This week in Bay Area movie screens: Alexandria Ocasio-Cortez, Dr. Ruth, Tom Hanks, Barry Jenkins, Stanley Kubrick, Marlon Brando, and film festivals silent, Asian, and truthful.
- The San Francisco Silent Film Festival continues through Sunday. Read my preview.
- Doclands also continues through Sunday
- CAAMFest (The Asian-American Film Festival) opens Thursday
New films opening
A- Knock Down the House, Embarcadero Center, opened last Wednesday (sorry about that)
Rachel Lears’ documentary celebrates left-leaning women running in Democratic primaries against entrenched white male politicians. And the word celebrate fits; the audience I saw it with were clapping and cheering. The star, of course, is Alexandria Ocasio-Cortez. She’s funny, charismatic, and open. Unfortunately, she’s the only winner of the four. Cori Bush, Amy Vilela, and Paula Jean Swearengin all lost their primaries. Too bad Ilhan Omar isn’t in the movie. This documentary is also streaming on Netflix.
B+ Ask Dr. Ruth, Clay, Albany Twin, opens Friday; Rafael, opens Monday
Dr. Ruth Westheimer is such a unique personality that it’s surprising it took so long for someone to make a documentary about her. There’s the drama of her Holocaust childhood, her warmth and humor, and she’s all about sex. Ryan White made a very good but conventional biodoc, using animation to illustrate her pre-fame life. Since she’s still alive and lucid (at 90), she mostly narrates her own story. If nothing else, the film is entertaining. Read my full review.
Big, Cerrito, Thursday, 7:00
The late 1980s saw a lot of bad comedies about kids magically being turned into adults and vise versa. And yet, one of those comedies came out well: Penny Marhsall’s Big, thanks largely to Tom Hanks’ performance as a boy in a man’s body. I haven’t seen it since it was relatively new, but I remember it fondly. (It also got great reviews.)
Another chance to see
A Moonlight, New Mission, Saturday, noon
Barry Jenkins’ second feature follows a resident of the inner city from childhood to adolescence to young adulthood, examining three stages of his life. Three different actors play Chiron, a young man unsure of his sexuality who must learn to at least appear macho to survive in the tough streets. Mahershala Ali carries the first act as a drug-dealer who is also a gentle and kind father figure. Read my full review. Q&A with producer Andrew Hevia.

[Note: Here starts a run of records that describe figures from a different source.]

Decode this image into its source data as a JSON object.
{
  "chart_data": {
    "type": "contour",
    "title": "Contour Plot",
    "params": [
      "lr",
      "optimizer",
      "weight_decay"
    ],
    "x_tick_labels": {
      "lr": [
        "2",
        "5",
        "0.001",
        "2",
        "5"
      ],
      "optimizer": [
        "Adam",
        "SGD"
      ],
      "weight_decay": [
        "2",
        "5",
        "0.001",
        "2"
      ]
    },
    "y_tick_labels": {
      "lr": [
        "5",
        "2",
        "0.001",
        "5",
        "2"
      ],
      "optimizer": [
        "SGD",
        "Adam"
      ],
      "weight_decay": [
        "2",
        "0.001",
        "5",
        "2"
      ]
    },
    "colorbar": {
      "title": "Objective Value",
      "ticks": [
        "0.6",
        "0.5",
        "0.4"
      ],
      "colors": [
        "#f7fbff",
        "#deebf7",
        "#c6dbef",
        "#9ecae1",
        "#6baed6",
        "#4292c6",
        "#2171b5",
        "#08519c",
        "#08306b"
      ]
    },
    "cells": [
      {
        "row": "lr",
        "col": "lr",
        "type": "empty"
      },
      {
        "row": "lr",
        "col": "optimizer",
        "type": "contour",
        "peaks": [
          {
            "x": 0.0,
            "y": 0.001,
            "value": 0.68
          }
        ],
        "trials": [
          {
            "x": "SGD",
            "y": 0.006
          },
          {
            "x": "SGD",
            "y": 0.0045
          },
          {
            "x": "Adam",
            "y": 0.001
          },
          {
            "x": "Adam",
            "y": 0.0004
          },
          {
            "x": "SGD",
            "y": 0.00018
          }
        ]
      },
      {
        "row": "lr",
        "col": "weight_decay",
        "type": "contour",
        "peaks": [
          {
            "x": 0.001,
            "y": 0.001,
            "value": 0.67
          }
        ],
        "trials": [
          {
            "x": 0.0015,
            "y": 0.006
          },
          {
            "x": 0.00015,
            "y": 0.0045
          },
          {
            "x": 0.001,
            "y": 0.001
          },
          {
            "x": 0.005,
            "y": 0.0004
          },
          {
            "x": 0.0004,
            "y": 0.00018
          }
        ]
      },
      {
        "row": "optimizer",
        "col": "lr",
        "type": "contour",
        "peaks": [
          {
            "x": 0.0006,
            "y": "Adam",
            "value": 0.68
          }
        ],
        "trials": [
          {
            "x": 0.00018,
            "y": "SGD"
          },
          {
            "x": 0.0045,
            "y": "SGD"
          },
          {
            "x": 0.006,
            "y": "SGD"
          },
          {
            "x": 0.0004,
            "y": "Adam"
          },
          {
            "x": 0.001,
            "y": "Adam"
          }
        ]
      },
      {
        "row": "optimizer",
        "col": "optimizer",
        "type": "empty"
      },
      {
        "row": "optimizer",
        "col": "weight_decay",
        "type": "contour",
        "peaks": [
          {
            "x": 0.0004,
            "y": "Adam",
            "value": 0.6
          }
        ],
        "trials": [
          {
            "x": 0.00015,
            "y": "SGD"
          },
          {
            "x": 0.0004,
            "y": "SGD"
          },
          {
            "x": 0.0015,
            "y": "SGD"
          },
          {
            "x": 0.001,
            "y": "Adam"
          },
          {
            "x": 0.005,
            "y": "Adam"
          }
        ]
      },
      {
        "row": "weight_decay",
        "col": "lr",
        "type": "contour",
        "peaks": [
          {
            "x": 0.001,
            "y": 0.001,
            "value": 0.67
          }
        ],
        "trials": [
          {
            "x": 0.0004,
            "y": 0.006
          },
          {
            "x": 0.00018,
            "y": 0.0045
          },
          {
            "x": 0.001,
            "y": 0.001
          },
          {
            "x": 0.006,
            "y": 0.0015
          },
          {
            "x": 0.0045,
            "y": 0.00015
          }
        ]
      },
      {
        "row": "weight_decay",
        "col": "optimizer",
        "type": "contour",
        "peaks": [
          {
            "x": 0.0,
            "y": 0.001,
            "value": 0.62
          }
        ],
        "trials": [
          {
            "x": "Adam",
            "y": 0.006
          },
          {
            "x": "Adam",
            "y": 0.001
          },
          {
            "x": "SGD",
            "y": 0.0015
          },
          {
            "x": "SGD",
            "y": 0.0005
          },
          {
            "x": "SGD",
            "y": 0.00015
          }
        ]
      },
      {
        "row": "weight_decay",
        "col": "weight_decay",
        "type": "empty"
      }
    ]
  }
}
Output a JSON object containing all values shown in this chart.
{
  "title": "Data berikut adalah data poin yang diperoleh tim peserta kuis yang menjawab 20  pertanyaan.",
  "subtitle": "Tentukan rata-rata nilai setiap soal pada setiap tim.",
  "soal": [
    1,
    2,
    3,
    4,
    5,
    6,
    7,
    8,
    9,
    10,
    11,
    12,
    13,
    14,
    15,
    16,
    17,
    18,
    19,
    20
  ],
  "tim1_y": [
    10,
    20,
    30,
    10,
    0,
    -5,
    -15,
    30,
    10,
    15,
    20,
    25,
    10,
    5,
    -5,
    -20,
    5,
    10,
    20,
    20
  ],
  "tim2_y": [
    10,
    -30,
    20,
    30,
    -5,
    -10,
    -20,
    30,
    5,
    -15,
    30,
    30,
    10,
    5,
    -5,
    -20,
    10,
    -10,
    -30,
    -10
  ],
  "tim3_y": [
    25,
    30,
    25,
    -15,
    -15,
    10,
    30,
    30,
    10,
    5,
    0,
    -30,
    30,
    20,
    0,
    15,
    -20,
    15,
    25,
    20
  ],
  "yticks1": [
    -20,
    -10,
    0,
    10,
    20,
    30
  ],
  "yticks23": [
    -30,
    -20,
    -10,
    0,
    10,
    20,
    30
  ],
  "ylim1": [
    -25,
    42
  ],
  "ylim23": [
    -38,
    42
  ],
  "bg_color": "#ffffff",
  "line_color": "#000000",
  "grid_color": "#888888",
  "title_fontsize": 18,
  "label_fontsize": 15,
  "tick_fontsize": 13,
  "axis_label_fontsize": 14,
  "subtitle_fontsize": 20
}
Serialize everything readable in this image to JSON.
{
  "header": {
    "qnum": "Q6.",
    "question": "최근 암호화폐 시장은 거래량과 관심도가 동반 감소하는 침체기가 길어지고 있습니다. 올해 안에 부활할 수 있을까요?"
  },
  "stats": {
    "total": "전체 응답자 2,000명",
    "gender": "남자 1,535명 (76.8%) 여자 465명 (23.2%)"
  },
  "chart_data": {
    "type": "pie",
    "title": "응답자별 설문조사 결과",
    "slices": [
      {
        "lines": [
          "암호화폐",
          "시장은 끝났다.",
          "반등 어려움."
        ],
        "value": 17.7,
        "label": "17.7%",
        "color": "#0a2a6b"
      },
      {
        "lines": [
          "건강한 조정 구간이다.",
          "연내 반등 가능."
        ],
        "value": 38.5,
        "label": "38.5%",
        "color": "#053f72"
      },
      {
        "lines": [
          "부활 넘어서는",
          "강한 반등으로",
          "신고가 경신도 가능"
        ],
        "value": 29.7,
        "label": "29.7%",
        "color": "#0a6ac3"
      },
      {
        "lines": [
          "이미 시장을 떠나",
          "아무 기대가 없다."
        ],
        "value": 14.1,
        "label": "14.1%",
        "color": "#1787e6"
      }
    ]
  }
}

A+ Dr. Strangelove, New Parkway, Friday, 10:30pm
A deeply dark, hilarious comedy about the end of the world. General Jack D. Ripper (Sterling Hayden) orders his men to bomb the USSR and start World War III. But have no fear! The men responsible for avoiding Armageddon (three of them played by Peter Sellers) are almost as competent as the Three Stooges. Stanley Kubrick’s “nightmare comedy” reminds you just how scary things were back in the ’60s. Read my Blu-ray review.
A- March of the Penguins, BAMPFA, Saturday, 3:00
Yes, emperor penguins are very cute and extremely funny. Luc Jacquet offers plenty of footage to make you laugh and sigh, but he goes beyond that, showing the tremendous hardships these birds endure to raise their young. No living creatures are as adorable as penguin chicks, which is a good thing considering what their parents go through for them. And Morgan Freeman is the best celebrity narrator since Orson Welles. Part of the ongoing series Movie Matinees for All Ages.
A- A Streetcar Named Desire, Castro, Wednesday
You can see why this film made Marlon Brando a star. His Stanley Kowalski is strong, impulsive, violent, and scary – and you can’t take your eyes off him. You can easily see why his wife Stella (Kim Hunter in another brilliant performance) keeps coming back to him despite the horrible way he treats her (and everyone else). Unfortunately, I can’t give much praise for Vivien Leigh, who goes way over the top with her Blanche DuBois. Read my report. On a double bill with Clash By Night, which I haven’t seen.
B+ Mad Max: Fury Road, Balboa, Tuesday, 7:30
You have to understand three things about this movie: 1) It’s basically two long motor vehicle chases broken up with short dialog scenes. 2) It’s surprisingly feminist for this sort of movie; the plot involves a woman warrior rescuing a tyrant’s enslaved harem. 3) The title character is basically a sidekick, although we see the story through his eyes. The movie is filled with crashes, weapons, hand-to-hand combat, acts of courage, close calls, and fatal errors. It’s fast, brutal, and for the most part very well-choreographed.